The fate of the Yasuní rainforest, at the heart of the Ecuadorian Amazon, will be decided at the polls this August, when the South American nation votes on whether to leave large oil reserves found within Yasuní on the ground.
It is the first time that Ecuadorians will vote on an ecological issue of this magnitude. Experts consulted by Climate Home News said the referendum will define the economic model for the country’s future.
The environmental referendum is a first of its kind for Ecuador and, if approved by a simple majority of Ecuadorians, would ban all new oil wells in the Yasuní park, as well as phasing out existing concessions.
Pedro Bermeo, spokesperson for Yasunidos, a coalition of NGOs that led the call for the vote, said the public debate around climate change is already a victory. He added the referendum is a “milestone in the history of Ecuador”.
“Beyond the result, we must see this as an opportunity to value what this referendum has already provoked: a national debate that has never existed before,” Bermeo said.
The vote is scheduled to take place on August 20. At the time of publication, there have been no public opinion polls.
Vote for the rainforest
The Yasuní National Park, Ecuador’s largest, hosts one of the largest biodiversity hotspots on Earth, and is the home of the Tagaeri and Taromenane people in voluntary isolation.
For decades, Yasuní has been threatened by extractive industries, such as mining and oil. For over six years, Ecuador’s State oil company, Petroecuador, has been operating in this territory.
According to reports from the Andean Amazon Monitoring Project, at least 689 hectares have been deforested in the Yasuní, most of it, by the oil industry.
This is the size of 1,200 American Football fields and exceeds the 300-hectare limit established after a previous referendum in 2018.
Data provided by the Ministry of Environment, shows there have been more than 1,500 oil spills in the Ecuadorian Amazon in the last decade, which means at least 12 occur every month.

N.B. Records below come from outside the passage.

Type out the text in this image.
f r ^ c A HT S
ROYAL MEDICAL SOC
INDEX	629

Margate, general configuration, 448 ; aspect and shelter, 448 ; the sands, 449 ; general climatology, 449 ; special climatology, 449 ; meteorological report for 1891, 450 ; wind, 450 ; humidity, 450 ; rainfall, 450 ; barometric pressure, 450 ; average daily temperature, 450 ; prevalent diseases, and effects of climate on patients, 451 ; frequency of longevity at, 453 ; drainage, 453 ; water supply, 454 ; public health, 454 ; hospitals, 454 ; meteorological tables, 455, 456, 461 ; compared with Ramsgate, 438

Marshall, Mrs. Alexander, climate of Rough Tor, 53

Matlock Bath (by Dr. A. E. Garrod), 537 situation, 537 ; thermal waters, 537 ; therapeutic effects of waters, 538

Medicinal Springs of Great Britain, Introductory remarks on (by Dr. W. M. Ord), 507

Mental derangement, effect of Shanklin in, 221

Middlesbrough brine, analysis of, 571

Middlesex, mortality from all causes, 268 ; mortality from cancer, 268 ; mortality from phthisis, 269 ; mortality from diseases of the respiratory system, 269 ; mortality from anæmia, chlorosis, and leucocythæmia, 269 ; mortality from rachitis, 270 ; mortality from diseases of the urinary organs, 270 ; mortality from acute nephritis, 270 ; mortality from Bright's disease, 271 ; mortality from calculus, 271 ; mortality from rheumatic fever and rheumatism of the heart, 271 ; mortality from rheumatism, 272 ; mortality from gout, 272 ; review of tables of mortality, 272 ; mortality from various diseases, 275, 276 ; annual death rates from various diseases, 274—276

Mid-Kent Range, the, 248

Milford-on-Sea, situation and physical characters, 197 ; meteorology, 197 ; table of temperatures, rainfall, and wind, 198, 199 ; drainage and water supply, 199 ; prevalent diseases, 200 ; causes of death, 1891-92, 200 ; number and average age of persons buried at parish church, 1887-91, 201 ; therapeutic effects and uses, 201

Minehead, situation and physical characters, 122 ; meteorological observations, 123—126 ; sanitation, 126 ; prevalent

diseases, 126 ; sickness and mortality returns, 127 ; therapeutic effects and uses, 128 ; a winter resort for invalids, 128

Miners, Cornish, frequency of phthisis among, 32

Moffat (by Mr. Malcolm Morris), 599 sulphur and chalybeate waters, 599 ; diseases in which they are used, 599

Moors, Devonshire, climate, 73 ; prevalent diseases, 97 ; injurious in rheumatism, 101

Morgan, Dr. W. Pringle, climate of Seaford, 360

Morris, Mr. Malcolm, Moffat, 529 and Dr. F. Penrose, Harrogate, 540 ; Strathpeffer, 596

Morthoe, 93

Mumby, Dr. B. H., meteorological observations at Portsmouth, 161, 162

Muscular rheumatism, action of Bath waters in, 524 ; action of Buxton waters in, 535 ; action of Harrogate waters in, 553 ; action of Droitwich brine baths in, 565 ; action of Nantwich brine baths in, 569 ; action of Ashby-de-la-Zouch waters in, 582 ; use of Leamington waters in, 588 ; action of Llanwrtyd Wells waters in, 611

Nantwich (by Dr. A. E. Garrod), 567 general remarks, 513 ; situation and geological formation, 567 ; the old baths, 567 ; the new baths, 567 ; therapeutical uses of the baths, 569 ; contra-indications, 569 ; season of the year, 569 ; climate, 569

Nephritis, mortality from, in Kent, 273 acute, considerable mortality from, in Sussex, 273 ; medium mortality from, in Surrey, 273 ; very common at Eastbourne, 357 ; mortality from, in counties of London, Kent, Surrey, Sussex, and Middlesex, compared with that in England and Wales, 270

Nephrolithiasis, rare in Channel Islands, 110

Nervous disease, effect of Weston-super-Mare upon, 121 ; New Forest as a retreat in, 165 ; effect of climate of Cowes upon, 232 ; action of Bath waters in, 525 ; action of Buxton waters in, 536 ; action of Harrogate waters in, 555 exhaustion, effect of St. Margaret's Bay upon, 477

Experts warn that both deforestation and oil spills threaten the unique biodiversity of the Amazon.
Activists have called for a vote on whether to keep drilling for oil in this region but, in 2013, the country declared Yasuní as an area of national interest and began extracting crude soon after.
Bermeo’s Yasunidos proposed a referendum to nullify the declaration, but the process was blocked by an electoral court.
The current government says approving the referendum can have “catastrophic” effects on the economy. Still, they’ve claimed they won’t campaign against it.
Fernando Santos, Energy Minister, has said in several interviews that the country “won’t gain anything by not producing [the Yasuní] ITT oil”. He has also argued that removing existing infrastructure will actually have negative costs for the country.
But experts claim the benefits from oil in Ecuador’s Amazon could be short-lived.
During a hearing at the Constitutional Court, Petroecuador’s technicians explained the oil from Yasuní is low-quality “extra-heavy crude”, which requires high investments to process and sell.
When drilling began in Yasuní, Petroecuador expected to reach a daily production of 200,000 oil barrels by 2022. However, official data shows it has remained at 55,000 — about a quarter of what was expected. Pedro Bermeo says that the “figures they [the government] are giving are false”.
As a result, a 2019 study by the Geological and Energetic Research Institute, a public research institution in Ecuador, estimated that by 2029, “oil could no longer be the main source of income” in the country. The study called for a change in the economic model.
An important precedent
Luis Suárez, Executive Director at Conservation International Ecuador, said the referendum is an opportunity to rethink the country’s future, and suggested a move to tourism and bioeconomy. “What is the country going to bet on?”, he asked.
Domingo Peas, Territory Coordinator for the Cuencas Sagradas Initiative and a longtime leader of the Achuar nationality, says the vote will be “historic for Ecuador and the world” because “it will frame strategies for the next generation”.
For the indigenous nationalities living in the Amazon, including the Tagaeri and Taromenane, the referendum is a way of respecting their human rights, he added.
“We, indigenous people, have said that we only want a dignified life”, and the approval of the referendum will grant that, Peas said.
Still, all experts consulted said the referendum will not stop oil production overnight. “We know these changes take time”, said Peas, “but it is imperative that they occur eventually”.